Workforce Commission Will Assist Disabled Job Training Clients With Voter Registration

Our daily look at Texas headlines.

By Becky FogelFebruary 23, 2018 2:34 pm

The Standard’s news roundup gives you a quick hit of interesting, sometimes irreverent, and breaking news stories from all over the state.

The Texas Workforce Commission says it will provide voter registration services to those with disabilities who receive job assistance from the agency.

The move comes after the TWC was threatened with a lawsuit.

DaLyah Jones, with KUT News in Austin, has more.

In a joint statement, the Texas Workforce Commission and the Texas Secretary of State announced a collaborative effort to provide voter registration services to Texans under the Vocational Rehabilitation program. The Texas Civil Rights Project and disability rights advocacy groups had threatened legal action in a letter to the agency earlier this month, if those policy changes weren’t made.

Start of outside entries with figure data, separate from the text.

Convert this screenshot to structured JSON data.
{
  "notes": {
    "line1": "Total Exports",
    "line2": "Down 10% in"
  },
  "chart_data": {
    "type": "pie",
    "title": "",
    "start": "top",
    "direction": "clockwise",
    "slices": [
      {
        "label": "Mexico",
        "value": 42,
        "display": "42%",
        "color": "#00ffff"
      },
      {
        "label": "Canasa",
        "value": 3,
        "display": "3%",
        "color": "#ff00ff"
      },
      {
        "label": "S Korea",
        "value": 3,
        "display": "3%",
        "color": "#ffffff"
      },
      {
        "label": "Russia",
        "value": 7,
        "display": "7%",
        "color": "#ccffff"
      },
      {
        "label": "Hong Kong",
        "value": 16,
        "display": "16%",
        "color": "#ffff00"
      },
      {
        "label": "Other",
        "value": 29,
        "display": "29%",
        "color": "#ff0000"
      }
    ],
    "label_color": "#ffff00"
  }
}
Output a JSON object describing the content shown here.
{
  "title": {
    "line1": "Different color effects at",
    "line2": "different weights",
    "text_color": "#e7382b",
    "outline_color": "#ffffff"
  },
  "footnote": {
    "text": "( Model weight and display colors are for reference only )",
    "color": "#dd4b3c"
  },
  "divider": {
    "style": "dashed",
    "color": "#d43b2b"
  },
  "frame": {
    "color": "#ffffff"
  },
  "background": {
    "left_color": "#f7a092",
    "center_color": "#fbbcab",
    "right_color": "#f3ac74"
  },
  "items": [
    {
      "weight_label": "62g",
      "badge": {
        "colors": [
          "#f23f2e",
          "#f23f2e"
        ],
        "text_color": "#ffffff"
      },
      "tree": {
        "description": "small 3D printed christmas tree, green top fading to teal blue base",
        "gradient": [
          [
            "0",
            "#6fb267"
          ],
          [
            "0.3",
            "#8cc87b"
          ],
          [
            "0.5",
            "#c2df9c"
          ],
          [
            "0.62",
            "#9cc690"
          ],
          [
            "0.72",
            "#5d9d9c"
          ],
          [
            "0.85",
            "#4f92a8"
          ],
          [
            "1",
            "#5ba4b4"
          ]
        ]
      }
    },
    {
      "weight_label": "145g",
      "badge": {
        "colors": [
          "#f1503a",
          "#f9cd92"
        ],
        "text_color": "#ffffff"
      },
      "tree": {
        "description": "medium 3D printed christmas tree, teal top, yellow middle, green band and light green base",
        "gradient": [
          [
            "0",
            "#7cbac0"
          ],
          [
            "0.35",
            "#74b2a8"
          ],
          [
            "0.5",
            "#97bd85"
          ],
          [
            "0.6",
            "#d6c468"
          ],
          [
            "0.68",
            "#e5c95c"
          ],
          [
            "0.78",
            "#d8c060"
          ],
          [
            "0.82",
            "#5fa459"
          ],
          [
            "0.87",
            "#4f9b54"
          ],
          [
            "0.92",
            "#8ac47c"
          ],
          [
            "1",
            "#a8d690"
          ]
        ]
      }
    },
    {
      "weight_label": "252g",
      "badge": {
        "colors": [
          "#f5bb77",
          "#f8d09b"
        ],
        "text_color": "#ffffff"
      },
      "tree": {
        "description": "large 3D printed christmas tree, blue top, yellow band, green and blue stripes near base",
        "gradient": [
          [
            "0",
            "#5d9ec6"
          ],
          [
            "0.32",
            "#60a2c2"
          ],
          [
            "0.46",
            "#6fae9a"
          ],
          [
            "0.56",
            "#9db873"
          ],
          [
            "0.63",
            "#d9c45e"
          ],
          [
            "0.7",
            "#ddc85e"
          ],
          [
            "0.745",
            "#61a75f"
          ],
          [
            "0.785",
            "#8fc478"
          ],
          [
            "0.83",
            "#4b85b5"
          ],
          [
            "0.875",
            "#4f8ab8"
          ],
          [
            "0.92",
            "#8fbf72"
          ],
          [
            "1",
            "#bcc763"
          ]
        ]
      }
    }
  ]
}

In 2016, the Workforce Commission took over vocational rehabilitation services from the Department of Assistive and Rehabilitative Services. But voter registration services were not continued. Advocacy groups say that violated the 1993 National Voter Registration Act.

Keith Ingram is the Director of Elections for the Texas Secretary of State.“The workforce commission will be offering voter registration to all clients of that program in the near future and we will be working with them to get this program up and running as soon as possible.”

The Texas Civil Rights Project says the absence of voter registration services affected over 74,000 people with disabilities each year.

U.S. Senator Ted Cruz of Texas says he isn’t opposed to letting teachers carry a gun in the classroom. The Republican made the comments at the Conservative Political Action Conference on Thursday. There, President Trump’s recent proposal to arm teachers in the wake of last week’s school shooting in Florida came up.

Cruz said it should be up to the individual. “It makes perfect sense that if teachers want to exercise their right to keep and bear and arms that only makes schools safer,” said Cruz. He added,  “I don’t think you should make teachers do that but if a teacher is comfortable and wants to be prepared to defend himself or herself, that’s a good thing.

Cruz’s appearance came amid his reelection bid to hold onto his Senate seat. Early voting in the 2018 party primaries in Texas is currently underway.

A national charter school network with locations in several Texas cities has fired its cofounder after an investigation into several allegations of sexual misconduct. Mike Feinberg started KIPP when he was a teacher in Houston in the 1990s and grew it into a national force.

Laura Isensee with Houston Public Media describes one of the allegations:

In a letter posted online, the superintendent of KIPP Houston and the CEO of the network’s foundation explained why Feinberg was terminated Thursday from the organization he helped found and worked with for over 20 years. The letters says last spring they received an allegation that Feinberg had sexually abused a student in the late 1990s. That prompted KIPP to hire outside investigators who the schools say found it to be credible, though the letter says Feinberg denies any wrongdoing.”

Feinberg did not respond to Houston Public Media’s request for comment.